Apprendre le français : le jeu est-il la solution ?

Lorsque l’on nous demande ce que nous recherchons dans un programme pour apprendre le français, l’argument que nous présentons le plus souvent est « il faut que ce soit ludique! »

Cela est bien normal. Nous qui avons appris à écrire en faisant des lignes répétitives, nous ne souhaitons pas que notre enfant subisse les mêmes contraintes. Nombre de services nous le vendent d’ailleurs : c’est promis, notre enfant va apprendre en jouant et s’amusant !
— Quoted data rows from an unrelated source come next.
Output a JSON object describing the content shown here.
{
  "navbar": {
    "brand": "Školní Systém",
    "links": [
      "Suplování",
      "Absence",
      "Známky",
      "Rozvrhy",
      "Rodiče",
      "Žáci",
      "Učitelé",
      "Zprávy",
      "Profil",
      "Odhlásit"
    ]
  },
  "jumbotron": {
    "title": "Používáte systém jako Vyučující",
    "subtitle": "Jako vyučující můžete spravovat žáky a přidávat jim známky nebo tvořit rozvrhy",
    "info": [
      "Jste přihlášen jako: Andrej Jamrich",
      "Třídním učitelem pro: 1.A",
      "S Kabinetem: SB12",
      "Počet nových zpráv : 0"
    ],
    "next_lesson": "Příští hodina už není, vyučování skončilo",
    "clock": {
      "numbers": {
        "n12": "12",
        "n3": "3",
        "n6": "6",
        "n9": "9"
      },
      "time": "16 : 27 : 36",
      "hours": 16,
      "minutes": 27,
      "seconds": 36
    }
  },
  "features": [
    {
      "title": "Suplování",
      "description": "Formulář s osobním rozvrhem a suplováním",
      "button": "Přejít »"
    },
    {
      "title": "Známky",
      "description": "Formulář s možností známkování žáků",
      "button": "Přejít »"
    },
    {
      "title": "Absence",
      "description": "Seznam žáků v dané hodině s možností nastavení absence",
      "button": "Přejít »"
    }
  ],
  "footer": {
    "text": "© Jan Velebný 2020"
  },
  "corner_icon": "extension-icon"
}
Il nous plaît bien cet argument, car après tout, si notre enfant se distrait tout en apprenant, cela devrait plutôt bien se passer et être agréable tant pour lui que pour nous, parents.

Oui mais… Le jeu a ses limites. Ou devrais-je dire, ses règles. On ne peut pas apprendre qu’en s’amusant. Si le côté divertissant est important, il ne suffit malheureusement pas à l’apprentissage et à l’ancrage des connaissances. Faut-il pour autant mettre ce côté ludique à la poubelle ? Et si le jeu était plutôt une attitude à développer ?

Le jeu, un élément naturel chez l’enfant…

Il est vrai que l’enfant aime jouer. Naturellement, il va trouver dans son environnement de nombreuses sources de jeux. Un simple carton va facilement se transformer en vaisseau spatial. Et même avec du français, il est facile de le faire jouer.

Vous en doutez ? Commencez à lui parler en faisant des rimes et voyez ce qu’il se passe. Dans le jeu, l’enfant trouve une certaine liberté car il développe imagination, initiative, créativité. Et c’est un bon déclencheur pour motiver l’enfant.

…qui a ses limites

Imposer un jeu à un enfant pour qu’il apprenne n’est pas réellement jouer ! Lorsque l’on parle de jeu dans l’apprentissage, il faut partir de l’envie de l’enfant pour éveiller en lui le désir d’apprendre.

Par ailleurs, le fait de jouer implique quelque part que « c’est pour de faux ». Cela met une sorte de filtre avec la réalité. Il faut dès le départ donner le cadre du jeu pour que celui-ci soit compris et accepté.

Des exemples ?

J’avais remarqué un jeu de société pour faire apprendre à la conjugaison des verbes. Quelle excellente idée ! Cela devrait permettre d’avoir de bonnes bases ! J’ai alors demandé à un papa qui avait acheté ce jeu ce qu’il en pensait. Il m’a avoué que cela n’avait pas eu l’effet escompté : les enfants se sont vite lassés et le jeu a terminé sur une étagère.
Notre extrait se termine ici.